Healthcare merger and acquisition activity reached a record high last year, despite a dramatic slowdown in the fourth quarter, according to a new report from Irving Levin Associates, New Canaan, Conn.
Healthcare companies recorded 1,183 transactions during 1997, according to Levin. That translates to a 19% increase over the 997 deals announced in 1996 and a whopping 87% jump from the 633 deals of 1995.
"It's been sort of spectacular," said Sanford Steever, editor of Levin's Health Care M&A Monthly.
Although 1997 produced a blockbuster total, fourth-quarter activity actually dropped.
The last three months of 1997 witnessed the announcement of 236 deals, a 23% decline from the 306 deals that were announced in the third quarter. The drop from the fourth quarter of 1996 is less dramatic, however, at 7%.

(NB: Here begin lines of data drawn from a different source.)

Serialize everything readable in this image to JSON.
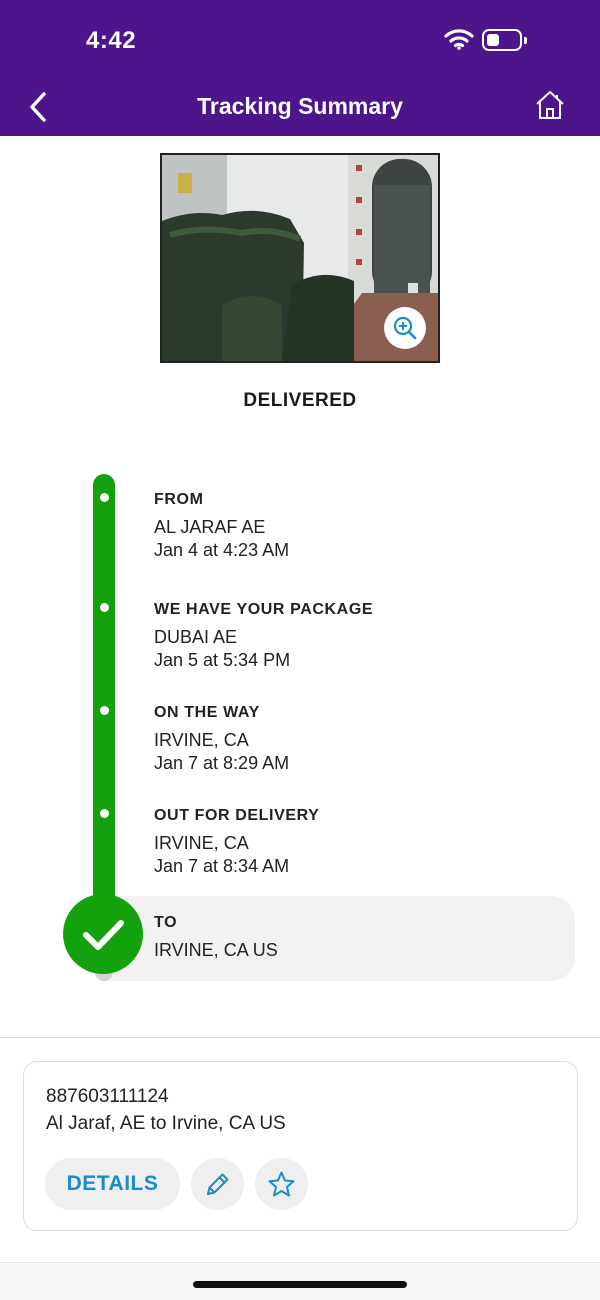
{
  "status_bar": {
    "time": "4:42"
  },
  "header": {
    "title": "Tracking Summary",
    "back_icon": "chevron-left-icon",
    "home_icon": "home-icon",
    "background_color": "#4d148c"
  },
  "delivery_photo": {
    "zoom_icon": "zoom-in-icon"
  },
  "status_title": "DELIVERED",
  "timeline": {
    "accent_color": "#13a10e",
    "events": [
      {
        "label": "FROM",
        "location": "AL JARAF AE",
        "time": "Jan 4 at 4:23 AM"
      },
      {
        "label": "WE HAVE YOUR PACKAGE",
        "location": "DUBAI AE",
        "time": "Jan 5 at 5:34 PM"
      },
      {
        "label": "ON THE WAY",
        "location": "IRVINE, CA",
        "time": "Jan 7 at 8:29 AM"
      },
      {
        "label": "OUT FOR DELIVERY",
        "location": "IRVINE, CA",
        "time": "Jan 7 at 8:34 AM"
      }
    ],
    "destination": {
      "label": "TO",
      "location": "IRVINE, CA  US"
    }
  },
  "shipment_card": {
    "tracking_number": "887603111124",
    "route": "Al Jaraf, AE to Irvine, CA US",
    "details_label": "DETAILS",
    "edit_icon": "pencil-icon",
    "favorite_icon": "star-icon",
    "link_color": "#1a8ccb"
  }
}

Steever said he doesn't expect the level of yearly activity to continue to grow by leaps and bounds.
Instead, he expects companies to take time off to integrate the new pieces they've acquired.
"There may be just so much that the market can absorb," Steever said.

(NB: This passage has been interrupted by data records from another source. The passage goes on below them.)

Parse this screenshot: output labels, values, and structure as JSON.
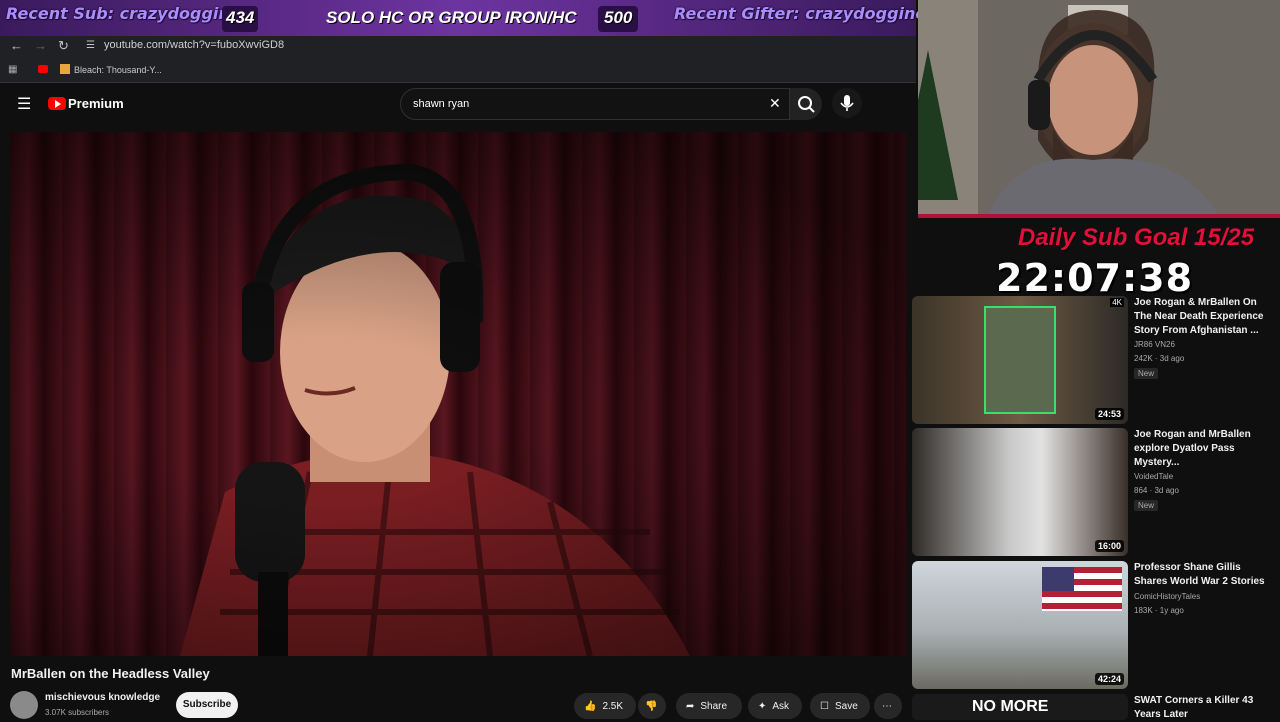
{
  "overlay": {
    "recent_sub": "Recent Sub: crazydogginoc",
    "count_left": "434",
    "goal_text": "SOLO HC OR GROUP IRON/HC",
    "count_right": "500",
    "recent_gifter": "Recent Gifter: crazydogginoc",
    "daily_sub_goal": "Daily Sub Goal 15/25",
    "clock": "22:07:38"
  },
  "browser": {
    "url": "youtube.com/watch?v=fuboXwviGD8",
    "bookmark": "Bleach: Thousand-Y..."
  },
  "youtube": {
    "logo_text": "Premium",
    "search_value": "shawn ryan"
  },
  "video": {
    "title": "MrBallen on the Headless Valley",
    "channel": "mischievous knowledge",
    "subscribers": "3.07K subscribers",
    "subscribe_label": "Subscribe",
    "likes": "2.5K",
    "share_label": "Share",
    "ask_label": "Ask",
    "save_label": "Save"
  },
  "related": [
    {
      "title": "Joe Rogan & MrBallen On The Near Death Experience Story From Afghanistan ...",
      "channel": "JR86 VN26",
      "meta": "242K · 3d ago",
      "badge": "New",
      "duration": "24:53",
      "quality": "4K"
    },
    {
      "title": "Joe Rogan and MrBallen explore Dyatlov Pass Mystery...",
      "channel": "VoidedTale",
      "meta": "864 · 3d ago",
      "badge": "New",
      "duration": "16:00"
    },
    {
      "title": "Professor Shane Gillis Shares World War 2 Stories",
      "channel": "ComicHistoryTales",
      "meta": "183K · 1y ago",
      "duration": "42:24"
    },
    {
      "title": "SWAT Corners a Killer 43 Years Later",
      "thumb_text": "NO MORE"
    }
  ],
  "colors": {
    "accent": "#ff0000",
    "overlay_purple": "#6d34a0",
    "goal_red": "#e0103a"
  }
}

For both the fourth quarter and the year, physician medical groups accounted for the lion's share of the business activity (See chart).
Levin recorded 278 deals involving physician groups in 1997, up from 218 in 1996 and 126 in 1995.
A total of 181 deals involved hospital mergers or acquisitions last year, up from 169 in 1996 and 133 in 1995, Levin reported.
Meanwhile, HMO transactions declined to 56 in 1997 from 62 in 1996. In 1995 only 28 deals involved HMOs, Levin said.